Domestic team information
- 2021–present: Yorkshire (squad no. 22)
- 2024: → Essex (on loan)
- 2026: → Middlesex (on loan)
- First-class debut: 13 May 2021 Yorkshire v Glamorgan
- List A debut: 22 July 2021 Yorkshire v Surrey

Career statistics
| Competition | FC | LA | T20 |
| Matches | 28 | 42 | 11 |
| Runs scored | 926 | 987 | 43 |
| Batting average | 24.36 | 29.90 | 7.16 |
| 100s/50s | 1/3 | 2/5 | 0/0 |
| Top score | 100* | 125 | 37 |
| Catches/stumpings | 92/1 | 42/4 | 6/1 |
- Source: Cricinfo, 26 September 2026

= Harry Duke =

English cricketer (born 2001)

Harry George Duke (born 6 September 2001) is an English cricketer who plays as a Wicketkeeper for Middlesex County Cricket Club.

==Career==
===Yorkshire===
Duke made his first-class debut on 14 May 2021, for Yorkshire in the 2021 County Championship. Prior to his first-class debut, he was named in England's squad for the 2020 Under-19 Cricket World Cup. He made his Twenty20 debut on 2 July 2021, for Yorkshire in the 2021 T20 Blast. He made his List A debut on 22 July 2021, for Yorkshire in the 2021 Royal London One-Day Cup.
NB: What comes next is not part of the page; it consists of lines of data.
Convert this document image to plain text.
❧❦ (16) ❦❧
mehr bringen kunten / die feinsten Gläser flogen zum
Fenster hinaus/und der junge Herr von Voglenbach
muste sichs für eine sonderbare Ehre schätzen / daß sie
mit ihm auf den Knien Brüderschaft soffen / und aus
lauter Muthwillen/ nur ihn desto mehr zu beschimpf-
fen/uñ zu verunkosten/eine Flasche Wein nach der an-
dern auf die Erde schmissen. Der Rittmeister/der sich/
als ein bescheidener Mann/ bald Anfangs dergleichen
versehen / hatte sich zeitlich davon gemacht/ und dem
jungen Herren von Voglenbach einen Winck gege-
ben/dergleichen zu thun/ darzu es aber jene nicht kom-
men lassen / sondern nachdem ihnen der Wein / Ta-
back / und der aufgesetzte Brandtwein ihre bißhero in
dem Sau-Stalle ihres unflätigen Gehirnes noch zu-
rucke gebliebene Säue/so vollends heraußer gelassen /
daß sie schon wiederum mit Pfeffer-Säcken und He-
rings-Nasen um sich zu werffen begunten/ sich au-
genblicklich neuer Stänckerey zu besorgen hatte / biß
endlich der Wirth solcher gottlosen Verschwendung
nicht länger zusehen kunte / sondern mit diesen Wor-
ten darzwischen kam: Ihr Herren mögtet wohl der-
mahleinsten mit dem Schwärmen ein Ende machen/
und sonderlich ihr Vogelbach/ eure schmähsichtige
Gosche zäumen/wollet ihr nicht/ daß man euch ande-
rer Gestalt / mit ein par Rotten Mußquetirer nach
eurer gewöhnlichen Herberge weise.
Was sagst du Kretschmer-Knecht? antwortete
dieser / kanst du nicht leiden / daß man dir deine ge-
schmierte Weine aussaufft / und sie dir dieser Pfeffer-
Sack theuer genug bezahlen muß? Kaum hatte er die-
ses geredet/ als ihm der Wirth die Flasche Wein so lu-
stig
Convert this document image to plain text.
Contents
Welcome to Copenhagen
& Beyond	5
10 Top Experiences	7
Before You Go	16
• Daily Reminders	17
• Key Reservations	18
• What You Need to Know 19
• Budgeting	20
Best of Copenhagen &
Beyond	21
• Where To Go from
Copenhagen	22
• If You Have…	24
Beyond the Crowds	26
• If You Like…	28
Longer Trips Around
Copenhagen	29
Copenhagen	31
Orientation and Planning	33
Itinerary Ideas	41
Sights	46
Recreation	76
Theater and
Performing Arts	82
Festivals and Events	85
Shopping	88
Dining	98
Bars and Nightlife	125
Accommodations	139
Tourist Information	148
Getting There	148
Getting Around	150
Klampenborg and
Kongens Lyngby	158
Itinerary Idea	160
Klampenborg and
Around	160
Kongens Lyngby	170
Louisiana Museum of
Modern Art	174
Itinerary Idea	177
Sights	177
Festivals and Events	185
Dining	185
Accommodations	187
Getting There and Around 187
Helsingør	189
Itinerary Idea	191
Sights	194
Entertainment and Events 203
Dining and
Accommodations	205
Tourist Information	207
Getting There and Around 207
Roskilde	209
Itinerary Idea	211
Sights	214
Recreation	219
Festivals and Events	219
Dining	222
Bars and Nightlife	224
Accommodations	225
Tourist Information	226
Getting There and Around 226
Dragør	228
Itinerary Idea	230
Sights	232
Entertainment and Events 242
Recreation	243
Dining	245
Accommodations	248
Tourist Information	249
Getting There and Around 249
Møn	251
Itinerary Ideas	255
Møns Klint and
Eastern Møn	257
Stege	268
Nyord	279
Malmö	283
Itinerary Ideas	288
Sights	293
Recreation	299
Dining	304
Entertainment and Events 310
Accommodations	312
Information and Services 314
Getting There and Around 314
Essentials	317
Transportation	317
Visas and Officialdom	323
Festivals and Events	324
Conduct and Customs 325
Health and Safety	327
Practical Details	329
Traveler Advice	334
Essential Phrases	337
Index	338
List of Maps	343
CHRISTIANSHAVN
In April 2024, Duke joined Essex on a two-week loan.

===Middlesex===
In May 2026, Duke joined Middlesex on an initial two-week loan, and was immediately brought on as an injury substitute in their 2026 County Championship fixture against Lancashire. On 11 September, Duke scored his maiden first-class century with 100 not out for Middlesex against Durham. On 20 September, he played as Middlesex won the 2026 One-Day Cup final against Leicestershire. He scored 55 in a century partnership with Ryan Higgins in the first innings of the match, helping the team recover from 71-5. That month, he signed a two-year permanent contract with Middlesex.